El Proxy signs the event, adds it to the blockchain, and tries to index it in Elasticsearch. Elasticsearch, however, refuses to index the document, returning an error to El Proxy. El Proxy then removes all event fields that are not specified in the configuration file elastic_blockchain_proxy_fields.toml for being signed and tries to reindex the event again.

At this point we can have different outcomes:

  • the host field is not included in the signature:

    • the field is removed from the event, fixing the mapping definition issue, and the resulting document is then successfully indexed

  • the host field must be included in the signature:

    • the mapping definition issue still exists, then the event is again rejected by Elasticsearch

    • the event is then put in the Dead Letter Queue (DLQ) waiting for manual intervention

    • in case of failure writing the event in the DQL, El Proxy returns an error to Logstash, which tries to send the event again

Please refer to El Proxy Configuration for additional details.

Communication Errors from Elasticsearch

In this scenario, El Proxy signs the event and adds it to the blockchain. When trying to index the event in Elasticsearch, however, El Proxy gets some communication errors from Elasticsearch.
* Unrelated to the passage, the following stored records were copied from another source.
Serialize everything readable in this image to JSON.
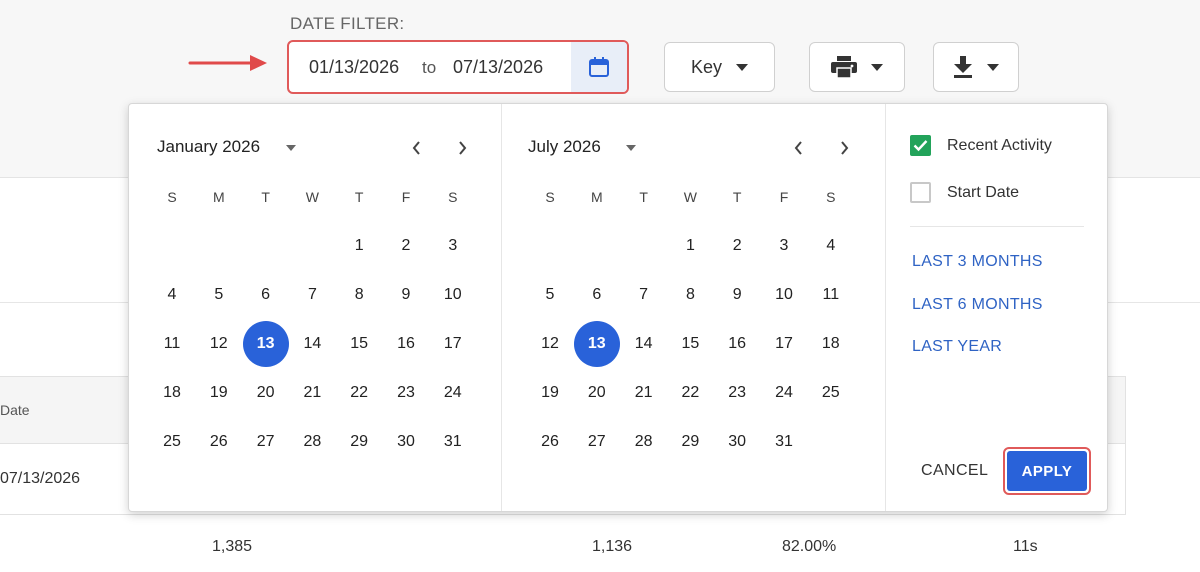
{
  "filter": {
    "label": "DATE FILTER:",
    "start": "01/13/2026",
    "to": "to",
    "end": "07/13/2026"
  },
  "toolbar": {
    "key_label": "Key"
  },
  "calendars": [
    {
      "title": "January 2026",
      "first_weekday": 4,
      "days": 31,
      "selected": 13
    },
    {
      "title": "July 2026",
      "first_weekday": 3,
      "days": 31,
      "selected": 13
    }
  ],
  "weekdays": [
    "S",
    "M",
    "T",
    "W",
    "T",
    "F",
    "S"
  ],
  "options": {
    "recent_activity": "Recent Activity",
    "recent_activity_checked": true,
    "start_date": "Start Date",
    "start_date_checked": false
  },
  "presets": [
    "LAST 3 MONTHS",
    "LAST 6 MONTHS",
    "LAST YEAR"
  ],
  "actions": {
    "cancel": "CANCEL",
    "apply": "APPLY"
  },
  "table": {
    "header_date": "Date",
    "row_date": "07/13/2026",
    "totals": [
      "1,385",
      "1,136",
      "82.00%",
      "11s"
    ]
  },
  "colors": {
    "accent": "#2962d9",
    "highlight_border": "#e05a5a",
    "checkbox_on": "#22a35a",
    "link": "#2f63c4"
  }
}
For example, Elasticsearch is temporarily down, or the disk has less than 15% of free space, causing Elasticsearch to refuse to index.

Then, El Proxy retries to index the event with exponential back-off and:

  • if succeeding before hitting the maximum amount of retries, then the event is indexed

  • if the maximum amount of retries is hit without indexing, then it writes the event to the DLQ

The number of retries can be defined in the El Proxy configuration. Please refer to El Proxy Configuration for additional details.

Failure while writing to DLQ

In this scenario, El Proxy, after failing to index events in Elasticsearch, for some reason also fails to write logs to the DLQ.

For example, the underlying File system has a failure, or El Proxy does not have permissions to write DLQ files.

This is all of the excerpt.